- First tankōbon volume cover

零れるよるに (Koboreru Yoru ni)
- Genre: Romance
- Written by: Rie Aruga
- Published by: Kodansha
- English publisher: NA: Kodansha USA;
- Imprint: KC Kiss
- Magazine: Kiss
- Original run: September 24, 2022 – present
- Volumes: 7

= Sheltering Eaves =

Japanese manga series

Sheltering Eaves (零れるよるに, Koboreru Yoru ni) is a Japanese manga series written and illustrated by Rie Aruga. It began serialization in Kodansha's josei manga magazine Kiss in September 2022.

==Synopsis==
After having experienced child abuse at the hands of her mother, Yoru is sent to foster care and immediately becomes friends with Tenjaku. Now in their teenage years, they have one year left until they are legally required to leave foster care, and Yoru is unsure of how to confront her feelings for Tenjaku before their eventual departure.

==Publication==
Written and illustrated by Rie Aruga, Sheltering Eaves began serialization in Kodansha's josei manga magazine Kiss on September 24, 2022. Its chapters have been collected into seven tankōbon volumes as of July 2026. It is set to end with the release of its eighth volume.

During their panel at Anime NYC 2023, Kodansha USA announced that they had licensed the series for English publication in Q4 2024.

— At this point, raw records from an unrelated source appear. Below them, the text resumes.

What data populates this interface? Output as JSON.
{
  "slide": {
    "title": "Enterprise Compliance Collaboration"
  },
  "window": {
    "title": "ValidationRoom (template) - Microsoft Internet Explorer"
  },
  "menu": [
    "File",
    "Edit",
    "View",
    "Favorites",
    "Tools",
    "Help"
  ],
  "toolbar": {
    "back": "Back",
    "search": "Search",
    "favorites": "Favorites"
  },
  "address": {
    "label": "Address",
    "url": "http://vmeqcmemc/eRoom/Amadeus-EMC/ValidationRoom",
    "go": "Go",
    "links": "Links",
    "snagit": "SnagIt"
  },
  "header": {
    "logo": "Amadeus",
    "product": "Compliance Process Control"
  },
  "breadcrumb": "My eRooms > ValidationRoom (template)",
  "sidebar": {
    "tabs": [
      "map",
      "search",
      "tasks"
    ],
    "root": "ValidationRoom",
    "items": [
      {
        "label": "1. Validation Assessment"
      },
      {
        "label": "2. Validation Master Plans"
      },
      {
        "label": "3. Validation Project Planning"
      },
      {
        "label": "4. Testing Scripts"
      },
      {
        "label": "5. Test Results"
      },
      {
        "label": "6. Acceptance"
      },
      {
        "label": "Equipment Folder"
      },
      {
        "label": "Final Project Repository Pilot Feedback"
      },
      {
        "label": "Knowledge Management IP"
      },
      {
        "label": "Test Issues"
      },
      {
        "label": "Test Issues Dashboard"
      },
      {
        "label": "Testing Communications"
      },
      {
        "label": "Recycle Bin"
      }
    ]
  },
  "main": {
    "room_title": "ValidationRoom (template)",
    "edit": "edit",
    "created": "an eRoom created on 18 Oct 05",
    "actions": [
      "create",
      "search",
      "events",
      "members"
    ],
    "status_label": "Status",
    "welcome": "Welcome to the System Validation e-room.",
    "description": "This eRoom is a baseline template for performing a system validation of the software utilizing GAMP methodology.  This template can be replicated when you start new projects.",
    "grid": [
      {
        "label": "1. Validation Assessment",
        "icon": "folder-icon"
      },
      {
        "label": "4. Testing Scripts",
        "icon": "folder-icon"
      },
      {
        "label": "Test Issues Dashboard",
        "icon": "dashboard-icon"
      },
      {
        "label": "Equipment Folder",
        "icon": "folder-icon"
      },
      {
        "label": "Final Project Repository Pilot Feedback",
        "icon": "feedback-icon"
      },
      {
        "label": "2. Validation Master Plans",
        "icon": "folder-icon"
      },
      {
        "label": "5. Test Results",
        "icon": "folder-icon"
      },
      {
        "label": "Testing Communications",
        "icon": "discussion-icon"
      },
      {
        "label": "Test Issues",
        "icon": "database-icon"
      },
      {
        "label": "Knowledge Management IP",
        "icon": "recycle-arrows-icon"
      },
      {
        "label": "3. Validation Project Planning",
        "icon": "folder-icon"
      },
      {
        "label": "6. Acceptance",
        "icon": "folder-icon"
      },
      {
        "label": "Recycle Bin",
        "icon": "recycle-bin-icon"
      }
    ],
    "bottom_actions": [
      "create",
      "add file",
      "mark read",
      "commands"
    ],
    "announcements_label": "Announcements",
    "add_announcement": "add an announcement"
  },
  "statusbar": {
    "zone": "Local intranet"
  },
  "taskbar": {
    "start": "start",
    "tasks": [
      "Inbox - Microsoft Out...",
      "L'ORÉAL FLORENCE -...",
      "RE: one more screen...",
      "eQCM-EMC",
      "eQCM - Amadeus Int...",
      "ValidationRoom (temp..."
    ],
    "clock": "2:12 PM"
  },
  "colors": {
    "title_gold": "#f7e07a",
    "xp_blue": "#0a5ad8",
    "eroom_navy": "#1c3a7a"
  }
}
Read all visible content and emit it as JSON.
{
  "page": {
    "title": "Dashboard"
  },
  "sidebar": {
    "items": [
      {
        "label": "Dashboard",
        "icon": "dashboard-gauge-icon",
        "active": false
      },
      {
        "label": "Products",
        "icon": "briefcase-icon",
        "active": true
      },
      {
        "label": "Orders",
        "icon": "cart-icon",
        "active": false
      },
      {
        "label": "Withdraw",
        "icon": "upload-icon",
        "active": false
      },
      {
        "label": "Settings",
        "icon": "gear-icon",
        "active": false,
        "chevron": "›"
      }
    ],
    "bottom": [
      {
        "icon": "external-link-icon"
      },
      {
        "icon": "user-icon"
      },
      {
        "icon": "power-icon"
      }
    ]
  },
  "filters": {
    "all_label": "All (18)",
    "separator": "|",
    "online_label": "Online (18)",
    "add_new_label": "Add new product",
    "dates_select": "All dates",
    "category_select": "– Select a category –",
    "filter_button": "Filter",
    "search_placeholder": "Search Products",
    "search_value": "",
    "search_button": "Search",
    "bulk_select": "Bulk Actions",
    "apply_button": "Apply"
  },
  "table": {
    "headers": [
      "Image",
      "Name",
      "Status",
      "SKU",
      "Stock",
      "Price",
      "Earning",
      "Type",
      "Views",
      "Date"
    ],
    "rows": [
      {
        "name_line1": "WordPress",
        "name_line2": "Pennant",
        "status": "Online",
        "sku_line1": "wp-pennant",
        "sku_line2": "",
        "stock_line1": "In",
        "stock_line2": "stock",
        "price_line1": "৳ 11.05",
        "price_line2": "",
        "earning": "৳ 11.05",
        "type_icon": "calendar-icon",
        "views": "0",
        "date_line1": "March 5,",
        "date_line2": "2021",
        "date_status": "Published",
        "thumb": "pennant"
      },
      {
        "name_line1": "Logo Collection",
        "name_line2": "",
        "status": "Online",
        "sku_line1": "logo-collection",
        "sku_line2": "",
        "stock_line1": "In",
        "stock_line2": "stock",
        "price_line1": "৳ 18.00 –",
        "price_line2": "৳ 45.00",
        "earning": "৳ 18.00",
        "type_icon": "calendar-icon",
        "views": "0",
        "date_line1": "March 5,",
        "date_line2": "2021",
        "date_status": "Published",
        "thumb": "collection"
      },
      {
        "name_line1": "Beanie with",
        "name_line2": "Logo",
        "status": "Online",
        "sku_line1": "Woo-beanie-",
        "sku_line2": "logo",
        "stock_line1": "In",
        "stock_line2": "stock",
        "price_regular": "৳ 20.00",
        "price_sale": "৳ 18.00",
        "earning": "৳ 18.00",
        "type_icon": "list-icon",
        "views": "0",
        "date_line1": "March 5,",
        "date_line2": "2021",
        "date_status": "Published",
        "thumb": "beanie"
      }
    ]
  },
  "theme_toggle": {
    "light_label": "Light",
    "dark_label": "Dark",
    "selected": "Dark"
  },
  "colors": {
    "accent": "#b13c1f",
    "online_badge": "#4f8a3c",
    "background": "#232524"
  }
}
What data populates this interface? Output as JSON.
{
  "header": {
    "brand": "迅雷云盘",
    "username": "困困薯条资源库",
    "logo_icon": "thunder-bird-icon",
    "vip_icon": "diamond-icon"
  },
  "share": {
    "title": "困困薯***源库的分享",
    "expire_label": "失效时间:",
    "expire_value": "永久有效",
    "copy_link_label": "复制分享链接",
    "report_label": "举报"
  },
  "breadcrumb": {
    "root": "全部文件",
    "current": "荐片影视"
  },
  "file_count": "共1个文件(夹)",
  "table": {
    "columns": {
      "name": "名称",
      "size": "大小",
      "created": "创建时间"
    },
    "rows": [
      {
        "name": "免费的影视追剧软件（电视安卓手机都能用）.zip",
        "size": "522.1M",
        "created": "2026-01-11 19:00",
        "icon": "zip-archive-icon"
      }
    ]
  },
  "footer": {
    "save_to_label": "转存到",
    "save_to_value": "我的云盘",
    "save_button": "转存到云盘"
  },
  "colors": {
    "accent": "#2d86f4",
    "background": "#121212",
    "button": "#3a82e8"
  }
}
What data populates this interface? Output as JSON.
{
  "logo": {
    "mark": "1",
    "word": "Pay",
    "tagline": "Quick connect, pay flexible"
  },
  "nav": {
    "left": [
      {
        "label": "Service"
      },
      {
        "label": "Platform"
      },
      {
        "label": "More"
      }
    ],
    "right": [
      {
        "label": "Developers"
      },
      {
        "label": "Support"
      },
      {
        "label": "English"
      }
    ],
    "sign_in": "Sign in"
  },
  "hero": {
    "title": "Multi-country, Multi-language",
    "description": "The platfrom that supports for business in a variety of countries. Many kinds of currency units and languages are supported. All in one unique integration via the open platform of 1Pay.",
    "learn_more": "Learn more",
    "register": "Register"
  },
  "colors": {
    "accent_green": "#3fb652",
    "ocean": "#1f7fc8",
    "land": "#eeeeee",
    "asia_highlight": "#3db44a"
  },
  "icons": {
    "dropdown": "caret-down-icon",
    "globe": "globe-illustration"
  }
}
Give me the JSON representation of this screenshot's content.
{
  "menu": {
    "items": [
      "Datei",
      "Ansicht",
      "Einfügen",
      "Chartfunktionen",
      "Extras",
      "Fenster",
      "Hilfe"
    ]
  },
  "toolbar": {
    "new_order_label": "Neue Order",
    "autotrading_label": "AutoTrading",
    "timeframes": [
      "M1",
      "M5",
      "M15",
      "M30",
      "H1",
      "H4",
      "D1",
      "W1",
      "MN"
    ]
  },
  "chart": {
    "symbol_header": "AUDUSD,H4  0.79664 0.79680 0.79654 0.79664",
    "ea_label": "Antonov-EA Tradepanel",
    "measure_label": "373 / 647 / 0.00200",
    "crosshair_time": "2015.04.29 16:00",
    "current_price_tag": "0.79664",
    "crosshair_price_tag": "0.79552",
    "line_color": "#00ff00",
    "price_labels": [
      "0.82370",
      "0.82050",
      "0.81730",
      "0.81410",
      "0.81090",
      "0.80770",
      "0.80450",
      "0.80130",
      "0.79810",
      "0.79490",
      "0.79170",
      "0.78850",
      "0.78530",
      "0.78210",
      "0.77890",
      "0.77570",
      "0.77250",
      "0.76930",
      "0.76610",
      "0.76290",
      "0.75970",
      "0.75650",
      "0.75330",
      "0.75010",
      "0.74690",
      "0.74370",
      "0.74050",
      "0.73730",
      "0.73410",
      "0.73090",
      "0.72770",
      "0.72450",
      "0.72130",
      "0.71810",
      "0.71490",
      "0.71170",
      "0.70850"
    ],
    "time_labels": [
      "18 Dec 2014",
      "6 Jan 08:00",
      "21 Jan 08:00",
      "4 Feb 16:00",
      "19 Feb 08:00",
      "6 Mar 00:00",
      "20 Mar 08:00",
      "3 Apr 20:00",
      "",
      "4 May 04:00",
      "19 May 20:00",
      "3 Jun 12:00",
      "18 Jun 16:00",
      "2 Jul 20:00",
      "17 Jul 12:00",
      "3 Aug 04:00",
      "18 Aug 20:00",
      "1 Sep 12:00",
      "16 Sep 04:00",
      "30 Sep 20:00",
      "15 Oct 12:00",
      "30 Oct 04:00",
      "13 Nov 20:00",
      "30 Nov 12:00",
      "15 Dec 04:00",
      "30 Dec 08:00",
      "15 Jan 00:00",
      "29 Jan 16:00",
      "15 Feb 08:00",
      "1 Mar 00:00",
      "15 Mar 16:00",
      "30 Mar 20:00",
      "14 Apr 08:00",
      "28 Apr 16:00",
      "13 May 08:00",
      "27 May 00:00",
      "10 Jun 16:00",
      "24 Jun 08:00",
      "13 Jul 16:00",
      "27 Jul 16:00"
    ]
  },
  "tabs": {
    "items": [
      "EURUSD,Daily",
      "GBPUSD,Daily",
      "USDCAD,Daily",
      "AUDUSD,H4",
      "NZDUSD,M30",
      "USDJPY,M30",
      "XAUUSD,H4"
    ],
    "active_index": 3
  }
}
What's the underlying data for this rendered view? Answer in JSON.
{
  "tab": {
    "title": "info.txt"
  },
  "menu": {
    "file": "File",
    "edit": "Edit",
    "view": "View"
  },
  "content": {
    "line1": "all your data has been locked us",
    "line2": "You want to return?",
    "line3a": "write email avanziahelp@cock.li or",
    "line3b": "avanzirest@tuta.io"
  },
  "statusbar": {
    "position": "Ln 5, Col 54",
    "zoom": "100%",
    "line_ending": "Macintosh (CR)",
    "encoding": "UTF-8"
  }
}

| No. | Original release date | Original ISBN | North American release date | North American ISBN |
| 1 | March 13, 2023 | 978-4-06-531299-5 | November 12, 2024 | 979-8-88877-215-7 |
| Chapters 1–4; |
| 2 | August 10, 2023 | 978-4-06-532464-6 | January 14, 2025 | 979-8-88877-324-6 |
| Chapters 5–8; |
| 3 | February 13, 2024 | 978-4-06-534632-7 | March 18, 2025 | 979-8-88877-325-3 |
| Chapters 9–12; |
| 4 | August 9, 2024 | 978-4-06-536620-2 | August 5, 2025 | 979-8-88877-480-9 |
| Chapters 13–16; |
| 5 | February 13, 2025 | 978-4-06-538496-1 | September 15, 2026 | 979-8-88877-630-8 |
| 6 | December 12, 2025 | 978-4-06-541741-6 | January 12, 2027 | 979-8-88877-991-0 |
| 7 | July 13, 2026 | 978-4-06-544232-6 | — | — |

==Reception==
The series was ranked tenth in the 2024 edition of Takarajimasha's Kono Manga ga Sugoi! guidebook of the best manga for female readers.